Cro-Magnon cooking is a far cry from Frankel’s beginnings, as a French-trained chef preparing nouvelle cuisine at the acclaimed Panache in Cambridge, Massachusetts in the 70s and early 80s. Later, he opened The Colony, which celebrated classic New England cuisine using only local and regional ingredients.

While critically hailed as being ahead of its time, The Colony didn’t flourish. Frankel says he should have stuck with French cuisine. “Sure, I was ahead of my time. But no one wanted to be in ‘my time.’ They said, ‘Hey, thanks we’ll just stay in our time eating French food.’” He had no idea what a huge movement cooking with local ingredients would eventually become.

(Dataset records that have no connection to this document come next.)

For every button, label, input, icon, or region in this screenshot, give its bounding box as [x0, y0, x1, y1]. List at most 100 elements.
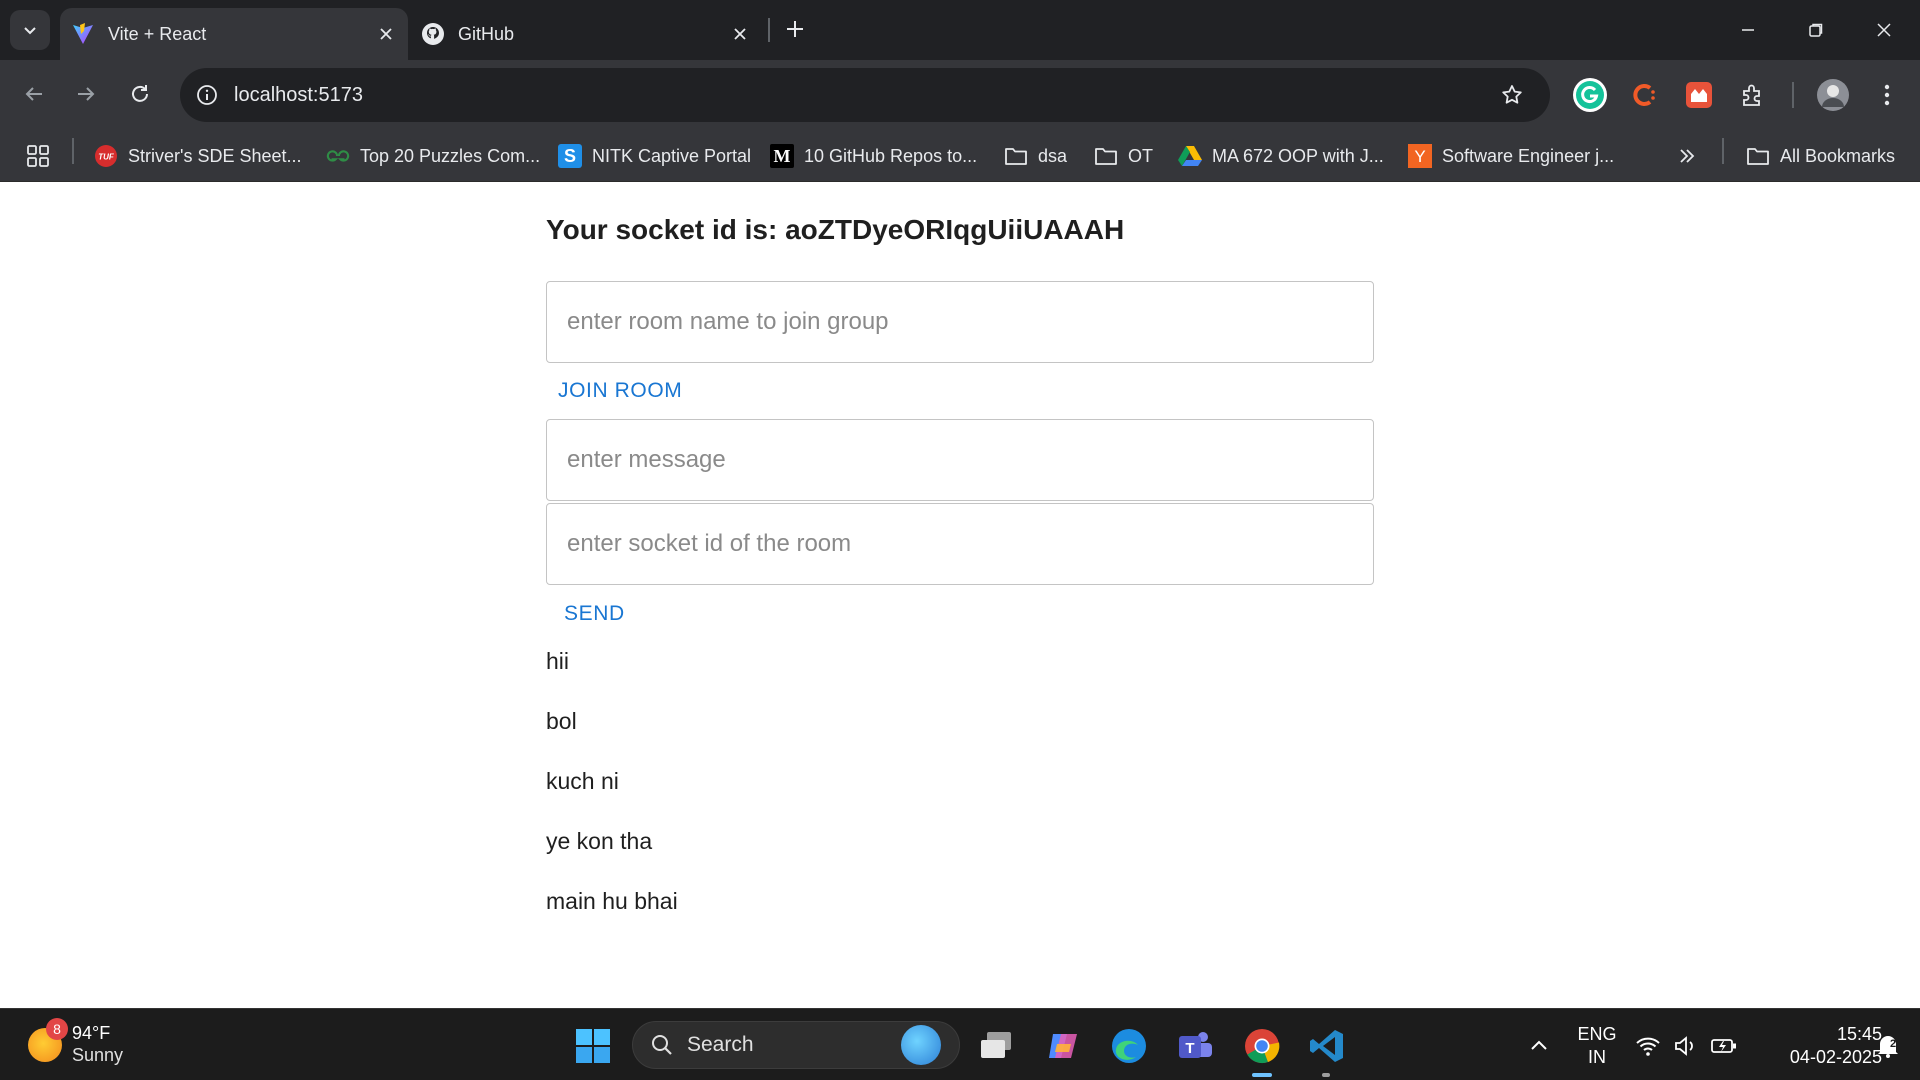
language-code: ENG	[1577, 1024, 1617, 1044]
battery-icon[interactable]	[1706, 1023, 1742, 1069]
notification-button[interactable]: 2	[1866, 1023, 1910, 1069]
tab-search-button[interactable]	[10, 10, 50, 50]
codeium-icon[interactable]	[1626, 76, 1664, 114]
apps-grid-button[interactable]	[26, 140, 50, 172]
vite-icon	[70, 21, 96, 47]
message-field[interactable]	[546, 419, 1374, 501]
chrome-active-indicator	[1252, 1073, 1272, 1077]
bookmark-label: All Bookmarks	[1780, 145, 1896, 166]
s-icon: S	[558, 144, 582, 168]
start-button[interactable]	[570, 1023, 616, 1069]
taskbar-search[interactable]: Search	[632, 1021, 960, 1069]
bookmark-star-icon[interactable]	[1492, 75, 1532, 115]
bookmark-ma-672-oop[interactable]: MA 672 OOP with J...	[1178, 140, 1384, 172]
minimize-icon	[1742, 29, 1754, 31]
send-button[interactable]: SEND	[552, 596, 637, 632]
svg-text:2: 2	[1890, 1038, 1896, 1050]
volume-icon[interactable]	[1668, 1023, 1704, 1069]
menu-kebab-icon[interactable]	[1868, 76, 1906, 114]
teams-button[interactable]: T	[1172, 1023, 1218, 1069]
sun-icon: 8	[28, 1018, 68, 1062]
chrome-button[interactable]	[1236, 1023, 1288, 1069]
folder-icon	[1004, 144, 1028, 168]
message-item: kuch ni	[546, 768, 619, 794]
page-viewport: Your socket id is: aoZTDyeORIqgUiiUAAAH …	[0, 182, 1920, 1008]
search-icon	[647, 1030, 677, 1060]
extension-red-icon[interactable]	[1680, 76, 1718, 114]
url-text[interactable]: localhost:5173	[234, 84, 1492, 107]
address-bar[interactable]: localhost:5173	[180, 68, 1550, 122]
time: 15:45	[1836, 1024, 1882, 1044]
message-item: bol	[546, 708, 577, 734]
join-room-button[interactable]: JOIN ROOM	[546, 373, 694, 409]
medium-icon: M	[770, 144, 794, 168]
room-name-field[interactable]	[546, 281, 1374, 363]
vscode-running-indicator	[1322, 1073, 1330, 1077]
all-bookmarks-button[interactable]: All Bookmarks	[1746, 140, 1895, 172]
clock[interactable]: 15:45 04-02-2025	[1752, 1023, 1882, 1068]
temperature: 94°F	[72, 1023, 111, 1044]
arrow-left-icon	[25, 87, 42, 101]
close-tab-icon[interactable]	[726, 20, 754, 48]
socket-id-field[interactable]	[546, 503, 1374, 585]
github-icon	[420, 21, 446, 47]
wifi-icon[interactable]	[1630, 1023, 1666, 1069]
teams-icon: T	[1179, 1032, 1212, 1058]
bookmark-software-engineer-jobs[interactable]: Y Software Engineer j...	[1408, 140, 1614, 172]
bookmark-label: Top 20 Puzzles Com...	[360, 145, 541, 166]
close-tab-icon[interactable]	[372, 20, 400, 48]
svg-text:Y: Y	[1414, 147, 1425, 166]
bookmarks-bar: TUF Striver's SDE Sheet... Top 20 Puzzle…	[0, 130, 1920, 182]
search-label: Search	[687, 1033, 754, 1056]
minimize-button[interactable]	[1714, 0, 1782, 60]
apps-grid-icon	[27, 145, 49, 167]
message-input[interactable]	[567, 446, 1353, 474]
restore-button[interactable]	[1782, 0, 1850, 60]
bookmark-label: OT	[1128, 145, 1153, 166]
bookmark-folder-ot[interactable]: OT	[1094, 140, 1153, 172]
date: 04-02-2025	[1789, 1046, 1882, 1067]
bookmarks-separator	[1722, 138, 1724, 164]
grammarly-icon[interactable]	[1571, 76, 1609, 114]
arrow-right-icon	[78, 87, 95, 101]
vscode-button[interactable]	[1304, 1023, 1350, 1069]
close-window-button[interactable]	[1850, 0, 1918, 60]
back-button[interactable]	[14, 74, 54, 114]
message-item: main hu bhai	[546, 888, 678, 914]
language-indicator[interactable]: ENG IN	[1572, 1023, 1622, 1068]
bookmarks-separator	[72, 138, 74, 164]
tab-vite-react[interactable]: Vite + React	[60, 8, 408, 60]
chevron-down-icon	[24, 27, 36, 35]
reload-button[interactable]	[120, 74, 160, 114]
bookmark-label: 10 GitHub Repos to...	[804, 145, 978, 166]
bookmark-folder-dsa[interactable]: dsa	[1004, 140, 1067, 172]
room-name-input[interactable]	[567, 308, 1353, 336]
show-hidden-icons-button[interactable]	[1516, 1023, 1562, 1069]
forward-button[interactable]	[66, 74, 106, 114]
bookmarks-overflow-button[interactable]	[1676, 140, 1698, 172]
bookmark-10-github-repos[interactable]: M 10 GitHub Repos to...	[770, 140, 977, 172]
edge-button[interactable]	[1106, 1023, 1152, 1069]
new-tab-button[interactable]	[778, 12, 812, 46]
copilot-button[interactable]	[1040, 1023, 1086, 1069]
task-view-button[interactable]	[974, 1023, 1020, 1069]
double-chevron-right-icon	[1680, 149, 1695, 163]
windows-logo-icon	[576, 1029, 610, 1063]
svg-text:T: T	[1185, 1040, 1194, 1057]
vscode-icon	[1310, 1030, 1343, 1062]
region-code: IN	[1588, 1046, 1606, 1067]
site-info-icon[interactable]	[190, 78, 224, 112]
profile-avatar[interactable]	[1814, 76, 1852, 114]
restore-icon	[1809, 23, 1823, 37]
bookmark-top-20-puzzles[interactable]: Top 20 Puzzles Com...	[326, 140, 540, 172]
bookmark-label: dsa	[1038, 145, 1068, 166]
socket-id-input[interactable]	[567, 530, 1353, 558]
extensions-puzzle-icon[interactable]	[1734, 76, 1772, 114]
tab-github[interactable]: GitHub	[410, 8, 762, 60]
bookmark-label: MA 672 OOP with J...	[1212, 145, 1384, 166]
notification-bell-icon: 2	[1878, 1036, 1898, 1058]
bookmark-nitk-captive-portal[interactable]: S NITK Captive Portal	[558, 140, 751, 172]
bookmark-strivers-sde-sheet[interactable]: TUF Striver's SDE Sheet...	[94, 140, 302, 172]
weather-widget[interactable]: 8 94°F Sunny	[28, 1018, 123, 1069]
ycombinator-icon: Y	[1408, 144, 1432, 168]
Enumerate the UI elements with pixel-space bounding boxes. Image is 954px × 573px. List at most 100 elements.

Feeling he had done all he wanted in front of a stove, he doffed his toque, becoming a restaurant consultant and ultimately, a successful web-designer. The manly-cooking-indoors-with-fire concept was a fluke.

On a visit to Plymouth Plantation, Frankel became fascinated with the fireplace kitchens and equipment the pilgrims used. Years later his girlfriend gave him William Rubel’s “The Magic of Fire: One Hundred Recipes for the Fireplace or Campfire” and he had an epiphany: an untapped market for men who want to cook in their fireplaces. So far, he’s proven himself right.

The big roasters are the top sellers. Other popular items include the Magnum Meat Injector, a modified industrial injector originally used by veterinarians for horses, which inject marinades through tough, roasting pigskin. The Whole Hog Bags keep your hog clean as you prepare it for roasting. The Long-Handled Chestnut Roaster does well near the holidays and his log-splitter sells year-round.

“When people say, ‘How do I cook like a guy?’ I say, ‘Go chop down a tree.’ I sell what they need.”

Frankel may have been ahead of his time earlier in his career, but it looks as if his old fashioned passion for fire is successful in the here and now. Whatever happens, Frankel’s business is going whole hog.